This section defines some common terms and procedures you need when you debug kernel STOP errors.
When Windows NT encounters hardware problems, inconsistencies within data necessary for its operation, or other similar errors, the operating system processes the error based upon the information entered in the Recovery dialog box. For information about the Recovery dialog box, see "Creating a Memory Dump File," later in this chapter.
If the user did not select Automatically reboot in the Recovery dialog box, Windows NT displays a blue screen containing error information, then stops.
Knowledge Base articles and other Windows NT documentation sometimes refer to this type of error as blue screen, kernel error, or even trap. This chapter uses the term kernel STOP error. However, if the context specifically refers to Windows NT stopping with the blue screen displayed, the term blue screen is used instead. The term trap is used in this chapter to mean that the kernel has detected an error and might write a memory dump file as part of its processing of the error.
Usually, when code is compiled, one of two versions of the executable file can be created: a debug (also known as checked) version, or a nondebug (also known as free) version. The checked version contains extra code that enables a developer to debug problems, but this means a larger and possibly slower executable file. The free version of the executable file is smaller and runs at a normal speed, but cannot be debugged.

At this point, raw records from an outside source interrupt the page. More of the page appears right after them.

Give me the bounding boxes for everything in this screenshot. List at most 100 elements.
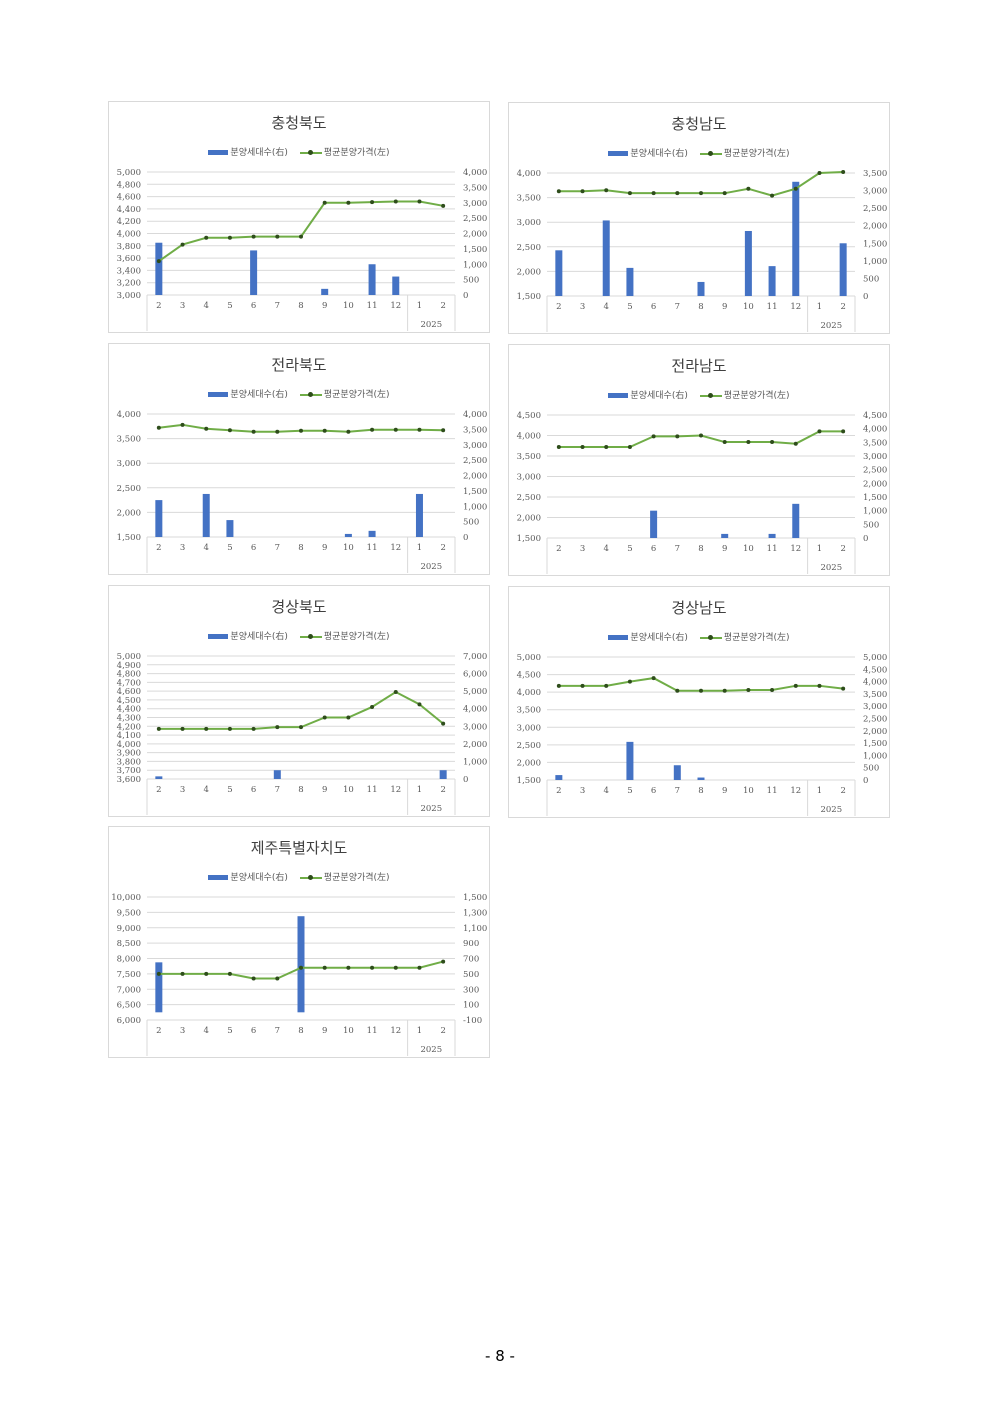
right-axis-tick-label: 2,500 [463, 214, 487, 224]
x-tick-label: 5 [227, 1026, 232, 1036]
x-tick-label: 3 [580, 544, 585, 554]
left-axis-tick-label: 4,500 [117, 696, 141, 706]
right-axis-tick-label: 3,500 [863, 690, 887, 700]
right-axis-tick-label: 2,000 [863, 222, 887, 232]
right-axis-tick-label: 2,000 [463, 740, 487, 750]
left-axis-tick-label: 3,000 [117, 459, 141, 469]
x-tick-label: 5 [627, 786, 632, 796]
legend-item-bar: 분양세대수(右) [608, 388, 688, 401]
chart-panel: 전라남도 분양세대수(右) 평균분양가격(左) 4,500 4,000 3,500 3,00… [508, 344, 890, 576]
right-axis-tick-label: 1,100 [463, 924, 487, 934]
chart-legend: 분양세대수(右) 평균분양가격(左) [109, 145, 489, 158]
left-axis-tick-label: 4,400 [117, 705, 141, 715]
line-point [675, 688, 680, 693]
bar [650, 510, 658, 538]
x-tick-label: 7 [275, 301, 280, 311]
right-axis-tick-label: 0 [463, 775, 468, 785]
x-tick-label: 5 [227, 785, 232, 795]
right-axis-tick-label: 1,500 [863, 239, 887, 249]
legend-bar-swatch [208, 634, 229, 639]
x-tick-label: 11 [767, 544, 778, 554]
line-point [441, 959, 446, 964]
line-point [204, 726, 209, 731]
chart-title: 제주특별자치도 [250, 839, 348, 857]
left-axis-tick-label: 4,000 [117, 740, 141, 750]
left-axis-tick-label: 4,000 [117, 410, 141, 420]
bar [673, 765, 681, 780]
line-point [556, 189, 561, 194]
left-axis-tick-label: 3,800 [117, 757, 141, 767]
x-tick-label: 1 [417, 301, 422, 311]
left-axis-tick-label: 5,000 [117, 168, 141, 178]
line-point [841, 170, 846, 175]
line-point [651, 676, 656, 681]
right-axis-tick-label: 0 [463, 291, 468, 301]
chart-title: 충청남도 [671, 115, 727, 133]
left-axis-tick-label: 4,200 [117, 722, 141, 732]
bar [392, 276, 400, 295]
x-tick-label: 11 [367, 1026, 378, 1036]
right-axis-tick-label: 7,000 [463, 652, 487, 662]
right-axis-tick-label: 3,500 [463, 425, 487, 435]
line-point [651, 434, 656, 439]
line-point [441, 203, 446, 208]
chart-title: 전라북도 [271, 356, 327, 374]
bar [721, 533, 729, 538]
right-axis-tick-label: 4,500 [863, 411, 887, 421]
line-point [393, 690, 398, 695]
chart-title: 전라남도 [671, 357, 727, 375]
x-tick-label: 9 [322, 1026, 327, 1036]
bar [415, 493, 423, 537]
x-tick-label: 4 [604, 786, 609, 796]
line-point [675, 434, 680, 439]
x-tick-label: 1 [817, 786, 822, 796]
x-tick-label: 10 [343, 1026, 354, 1036]
x-tick-label: 7 [275, 785, 280, 795]
line-point [417, 427, 422, 432]
x-tick-label: 8 [698, 302, 703, 312]
legend-line-swatch [699, 634, 722, 640]
chart-legend: 분양세대수(右) 평균분양가격(左) [509, 630, 889, 643]
line-point [841, 686, 846, 691]
right-axis-tick-label: 1,500 [463, 487, 487, 497]
line-point [770, 440, 775, 445]
right-axis-tick-label: 500 [863, 764, 879, 774]
x-tick-label: 2 [156, 543, 161, 553]
bar [602, 220, 610, 296]
legend-bar-swatch [608, 151, 629, 156]
right-axis-tick-label: 0 [863, 776, 868, 786]
line-point [817, 171, 822, 175]
x-tick-label: 1 [817, 302, 822, 312]
legend-bar-label: 분양세대수(右) [230, 632, 288, 642]
x-tick-label: 1 [417, 543, 422, 553]
line-point [251, 726, 256, 731]
left-axis-tick-label: 1,500 [517, 776, 541, 786]
legend-bar-label: 분양세대수(右) [630, 149, 688, 159]
line-point [627, 679, 632, 684]
chart-plot: 4,000 3,500 3,000 2,500 2,000 1,500 4,000 3,500… [117, 410, 487, 573]
right-axis-tick-label: 2,000 [863, 479, 887, 489]
year-label: 2025 [820, 563, 842, 573]
x-tick-label: 3 [580, 302, 585, 312]
left-axis-tick-label: 4,000 [117, 230, 141, 240]
bar [202, 493, 210, 537]
chart-title: 경상북도 [271, 598, 327, 616]
right-axis-tick-label: 2,500 [863, 466, 887, 476]
x-tick-label: 10 [743, 302, 754, 312]
bar [321, 288, 329, 295]
left-axis-tick-label: 2,500 [517, 493, 541, 503]
line-point [322, 715, 327, 720]
x-tick-label: 9 [322, 785, 327, 795]
chart-plot: 10,000 9,500 9,000 8,500 8,000 7,500 7,000 6,50… [111, 893, 487, 1056]
legend-bar-label: 분양세대수(右) [230, 873, 288, 883]
x-tick-label: 4 [204, 301, 209, 311]
line-point [793, 186, 798, 191]
x-tick-label: 2 [840, 302, 845, 312]
left-axis-tick-label: 9,500 [117, 908, 141, 918]
left-axis-tick-label: 3,000 [517, 218, 541, 228]
left-axis-tick-label: 3,500 [117, 435, 141, 445]
line-point [204, 426, 209, 431]
legend-line-label: 평균분양가격(左) [323, 390, 390, 400]
right-axis-tick-label: 0 [863, 292, 868, 302]
x-tick-label: 7 [675, 786, 680, 796]
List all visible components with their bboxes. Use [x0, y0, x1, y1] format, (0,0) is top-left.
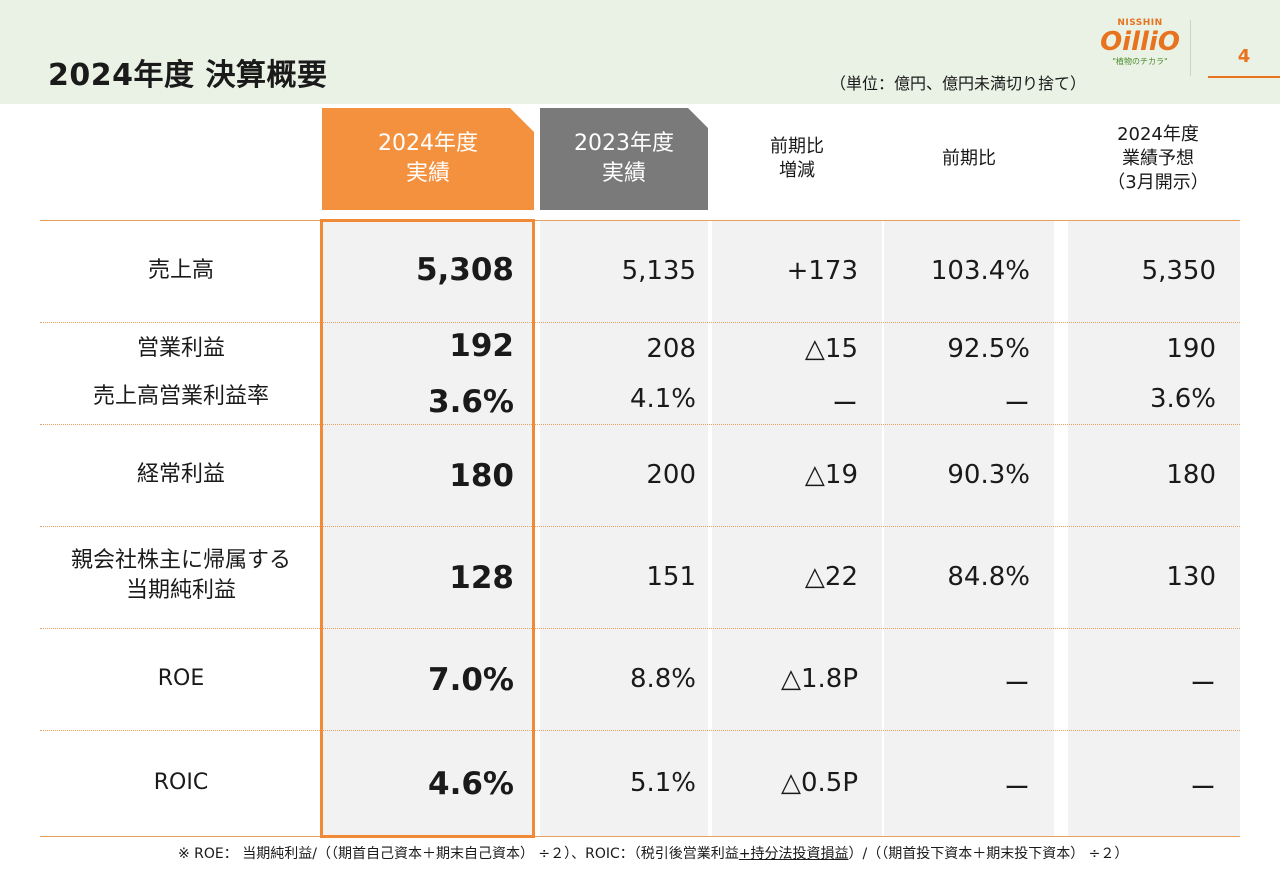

Windows NT combines the speed and smaller size of free versions with the debugging capabilities of the checked versions. All executable files, drivers, dynamic-link libraries, and other program files in Windows NT are the free versions. However, each program file has a corresponding symbol file, which contains the debug code that is normally part of the checked file. These symbol files are on the Windows NT Server product CD, in the Support\Debug\Platform\Symbols directories, where Platform is I386, Alpha, MIPS, or PowerPC. Within each Symbols directory, there is one directory for each type of file (such as .exe, .dll, and .sys). This structure is referred to as a symbol tree. Table 39.1 describes directories that exist in a standard symbol tree.
Table 39.1 Standard Symbol Tree Directories
Directory | Contains symbols for | |
ACM | Microsoft Audio Compression Manager files | |
COM | Executable files (.com) | |
CPL | Control Panel programs | |
DLL | Dynamic-link library files (.dll) | |
DRV | Driver files (.drv) | |
EXE | Executable files (.exe) | |
SCR | Screen-saver files | |
SYS | Driver files (.sys) | |
All of the utilities used to debug Windows NT or interpret memory dump files require a symbol tree containing the symbol files for the version of Windows NT you were running at the time of the kernel STOP error. With some utilities, you need the \Symbols directory to be on your hard drive, in the \Systemroot directory. With other utilities, you can specify the path to the \Symbols directory as a command-line option or in a dialog box.
The term target computer refers to the computer on which the kernel STOP error occurs. This computer is the one that needs to be debugged. It can be a computer located within a few feet of the computer on which you run the debugger, or it can be a computer that you dial in to by using a modem.
The term host computer refers to the computer on which you run the debugger. This computer should run a version of Windows NT that is at least as recent as the one on the target computer.